Where I believe Nathan's conclusions break down is the assumption that all consumers think and act the same way he does. To be sure, one can make generalizations that GenX-ers and GenY-ers have different attitudes than an old Boomer like me. But they still represent a very diverse set of buying habits and preferences. If they didn't respond to traditional message delivery vehicles, do we really think the iPod and iPhone would be the cultural phenomena that they have become simply through word-of-mouth? When it comes to understanding youth culture, Apple is a very sophisticated marketing company. They recognize the value of creating buzz about products and viral marketing. But they also know they need to prime the pump so to speak through traditional marketing methodologies.
DVRs may be the ultimate commercial avoidance device, yet you may be interested to know that half of the people who use them do NOT skip through the commercials. Here's another interesting statistic. 74 percent of US adults read a newspaper each week either in print or online. And it should not be assumed that online advertising is any less invasive than print advertising.
Nathan says that when he is looking for new products, he reads online reviews or goes to the company's Web site. But how does he know that new product - or even a new product category - exists? At some point, he had to be exposed to this information. It could have come through an online article or word-of-mouth, but chances are also good that the chain of communication he is responding to originated with an ad or story in offline media.
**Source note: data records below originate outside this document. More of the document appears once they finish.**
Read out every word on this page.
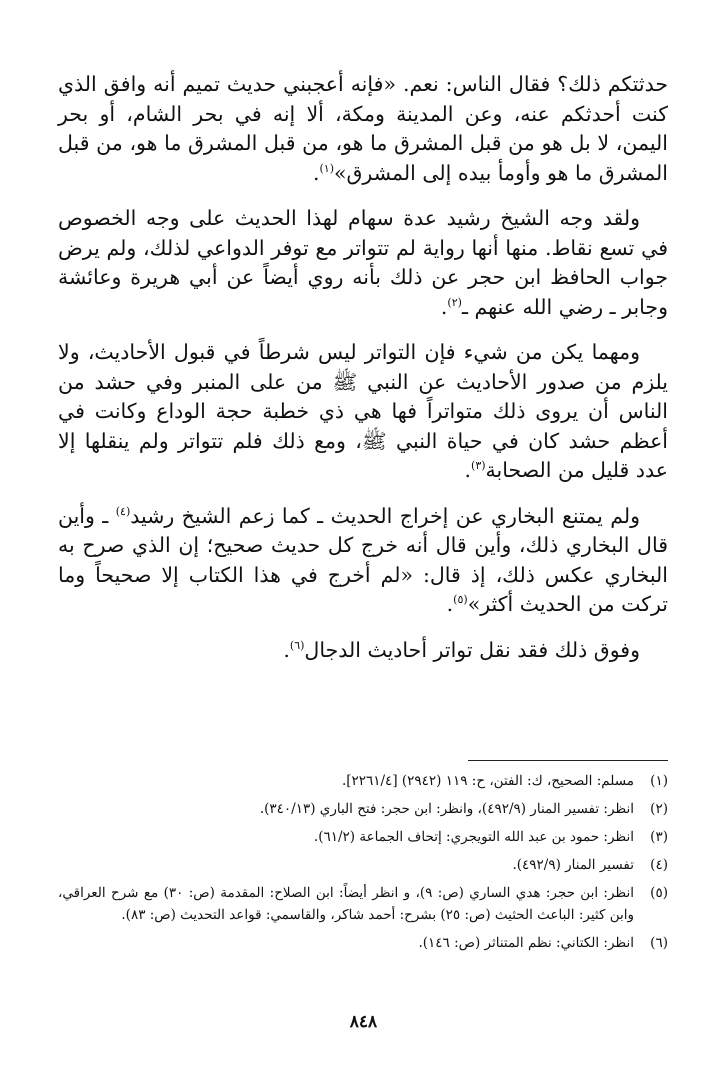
حدثتكم ذلك؟ فقال الناس: نعم. «فإنه أعجبني حديث تميم أنه وافق الذي كنت أحدثكم عنه، وعن المدينة ومكة، ألا إنه في بحر الشام، أو بحر اليمن، لا بل هو من قبل المشرق ما هو، من قبل المشرق ما هو، من قبل المشرق ما هو وأومأ بيده إلى المشرق»$^{(١)}$.

ولقد وجه الشيخ رشيد عدة سهام لهذا الحديث على وجه الخصوص في تسع نقاط. منها أنها رواية لم تتواتر مع توفر الدواعي لذلك، ولم يرض جواب الحافظ ابن حجر عن ذلك بأنه روي أيضاً عن أبي هريرة وعائشة وجابر ـ رضي الله عنهم ـ$^{(٢)}$.

ومهما يكن من شيء فإن التواتر ليس شرطاً في قبول الأحاديث، ولا يلزم من صدور الأحاديث عن النبي ﷺ من على المنبر وفي حشد من الناس أن يروى ذلك متواتراً فها هي ذي خطبة حجة الوداع وكانت في أعظم حشد كان في حياة النبي ﷺ، ومع ذلك فلم تتواتر ولم ينقلها إلا عدد قليل من الصحابة$^{(٣)}$.

ولم يمتنع البخاري عن إخراج الحديث ـ كما زعم الشيخ رشيد$^{(٤)}$ ـ وأين قال البخاري ذلك، وأين قال أنه خرج كل حديث صحيح؛ إن الذي صرح به البخاري عكس ذلك، إذ قال: «لم أخرج في هذا الكتاب إلا صحيحاً وما تركت من الحديث أكثر»$^{(٥)}$.

وفوق ذلك فقد نقل تواتر أحاديث الدجال$^{(٦)}$.

(١)
مسلم: الصحيح، ك: الفتن، ح: ١١٩ (٢٩٤٢) [٢٢٦١/٤].
(٢)
انظر: تفسير المنار (٤٩٢/٩)، وانظر: ابن حجر: فتح الباري (٣٤٠/١٣).
(٣)
انظر: حمود بن عبد الله التويجري: إتحاف الجماعة (٦١/٢).
(٤)
تفسير المنار (٤٩٢/٩).
(٥)
انظر: ابن حجر: هدي الساري (ص: ٩)، و انظر أيضاً: ابن الصلاح: المقدمة (ص: ٣٠) مع شرح العراقي، وابن كثير: الباعث الحثيث (ص: ٢٥) بشرح: أحمد شاكر، والقاسمي: قواعد التحديث (ص: ٨٣).
(٦)
انظر: الكتاني: نظم المتناثر (ص: ١٤٦).
٨٤٨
Again, someone had to prime the pump to get the stream of communications flowing in the first place.
The bottom line here is that effective marketing involves targeting one's messages and message delivery systems in ways that will reach potential customers with maximum impact. For some customers, that may mean PR, social media or other non-traditional or non-invasive tools. For others, that might involve a very traditional media mix. Marketing has never been a "one size fits all" discipline. The only thing that has changed is that there are a lot more sizes and styles to fit into the marketing mix.